Novembre/Décembre 2003

 

 

 

 

 

 

 

 

 

 


Le seul mensuel multilingue d'intérêt général en Chine, publié en français, anglais, espagnol, allemand, arabe et chinois.

 

Bon 850e anniversaire, Beijing!

LU RUCAI

Le temple Baita (Dagoba blanc) conçu et construit par un ingénieur népalais à l’époque des Yuan. Le pont Lugou (pont Marco Polo) construit sous la dynastie des Jin.

Depuis l’attribution de son titre de capitale en 1153, Beijing cumule une histoire de 850 ans. À la façon d’un livre d’histoire, notre reportage vous fait découvrir les faits, les caractéristiques et les personnages marquants de cette ville.

LA ville de Beijing ne date pas d’hier.
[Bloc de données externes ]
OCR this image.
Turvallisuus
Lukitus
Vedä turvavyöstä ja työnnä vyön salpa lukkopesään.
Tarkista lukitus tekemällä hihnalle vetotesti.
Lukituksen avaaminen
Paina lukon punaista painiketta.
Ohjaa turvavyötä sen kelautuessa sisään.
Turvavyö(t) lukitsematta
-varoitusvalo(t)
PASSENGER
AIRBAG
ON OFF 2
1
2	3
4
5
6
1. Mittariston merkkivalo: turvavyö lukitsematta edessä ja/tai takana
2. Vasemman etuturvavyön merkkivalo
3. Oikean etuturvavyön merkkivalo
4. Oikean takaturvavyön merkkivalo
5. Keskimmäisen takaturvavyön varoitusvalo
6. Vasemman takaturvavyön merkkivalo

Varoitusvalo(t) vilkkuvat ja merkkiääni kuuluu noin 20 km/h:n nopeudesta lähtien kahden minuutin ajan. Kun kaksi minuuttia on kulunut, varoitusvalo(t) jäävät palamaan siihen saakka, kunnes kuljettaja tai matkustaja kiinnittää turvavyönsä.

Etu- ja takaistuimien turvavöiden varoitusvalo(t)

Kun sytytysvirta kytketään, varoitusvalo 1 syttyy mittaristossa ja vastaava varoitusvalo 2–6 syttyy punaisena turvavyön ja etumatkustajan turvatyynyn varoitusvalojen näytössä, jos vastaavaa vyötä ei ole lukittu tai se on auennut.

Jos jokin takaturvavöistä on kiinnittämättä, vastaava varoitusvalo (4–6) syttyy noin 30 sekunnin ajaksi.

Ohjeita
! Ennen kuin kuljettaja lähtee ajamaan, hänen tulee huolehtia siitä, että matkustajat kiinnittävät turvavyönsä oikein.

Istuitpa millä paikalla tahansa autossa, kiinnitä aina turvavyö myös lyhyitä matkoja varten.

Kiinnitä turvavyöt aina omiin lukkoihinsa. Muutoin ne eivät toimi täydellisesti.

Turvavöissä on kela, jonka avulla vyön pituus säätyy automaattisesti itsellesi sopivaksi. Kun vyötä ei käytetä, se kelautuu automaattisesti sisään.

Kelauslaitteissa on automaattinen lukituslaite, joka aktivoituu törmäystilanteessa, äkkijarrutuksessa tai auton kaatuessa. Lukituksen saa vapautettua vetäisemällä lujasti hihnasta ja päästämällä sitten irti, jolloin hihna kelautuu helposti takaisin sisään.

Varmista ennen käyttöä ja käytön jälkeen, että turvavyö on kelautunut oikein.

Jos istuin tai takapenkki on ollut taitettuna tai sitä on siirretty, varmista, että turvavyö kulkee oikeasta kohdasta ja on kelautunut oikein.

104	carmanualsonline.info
M. Lin Yutang, prosateur chinois déjà connu en Occident au dernier siècle, a écrit un article intitulé Beiping l’émouvante, (l’ancien nom de Beijing) dans lequel on peut lire : « Beijing est comme une grande dame âgée au caractère mûr. » Encore aujourd’hui, on déterre beaucoup de vestiges millénaires dans des chantiers de construction. C’est grâce à ces découvertes archéologiques que Beijing peut s’enorgueillir de sa valeur et de sa civilisation. Depuis 850 ans, du pont Marc Polo, construit sous la dynastie des Jin (1115-1234) mais qui peut encore porter la charge des passagers et des voitures, jusqu’à la porcelaine à décor bleu de l’époque des Yuan (1271-1368), et depuis les siheyuan (maisons à cour carrée) jusqu’aux palais royaux, toutes ces particularités ont permis à la ville de Beijing d’être « une perle » qui brille dans l’histoire culturelle du monde.

Beijing la généreuse

« Beijing a l’esprit ouvert. Elle accueille toutes les idées, dépassées comme nouvelles, sans avoir un penchant particulier pour les unes ou les autres , » dit Lin Yutang. Alors que, dans la Chine d’aujourd’hui, les Han forment la nationalité principale, ce sont les Nüzhen, une ethnie minoritaire du Nord, qui ont fondé Beijing comme capitale. Si l’on dit que Beijing a un caractère tolérant, c’est parce que pendant les 850 ans qui ont suivi, les dominateurs des dynasties des Yuan et des Qing (1644-1911) étaient tous issus d’ethnies minoritaires des tribus nomades de la Chine du Nord. Que ce soit la gastronomie mongole des Yuan, le temple de Yonghe du bouddhisme tibétain ou le dialecte et les vêtements typiques des ethnies minoritaires, tous montrent que Beijing intègre les traditions culturelles de toutes les nationalités et les combine avec la culture des Han. En outre, des personnages comme Marco Polo, Matteo Ricci et Giuseppe Gastiglione, ainsi que des techniques telles que l’horlogerie, la peinture, la photographie et l’astronomie, sont entrés dans Beijing au cours de ces 850 années. Ces techniques correspondaient d’une part à la mode de cette époque et, d’autre part, faisaient partie du contenu important et nécessaire de la civilisation d’une capitale, ce qui prouve le caractère tolérant de Beijing.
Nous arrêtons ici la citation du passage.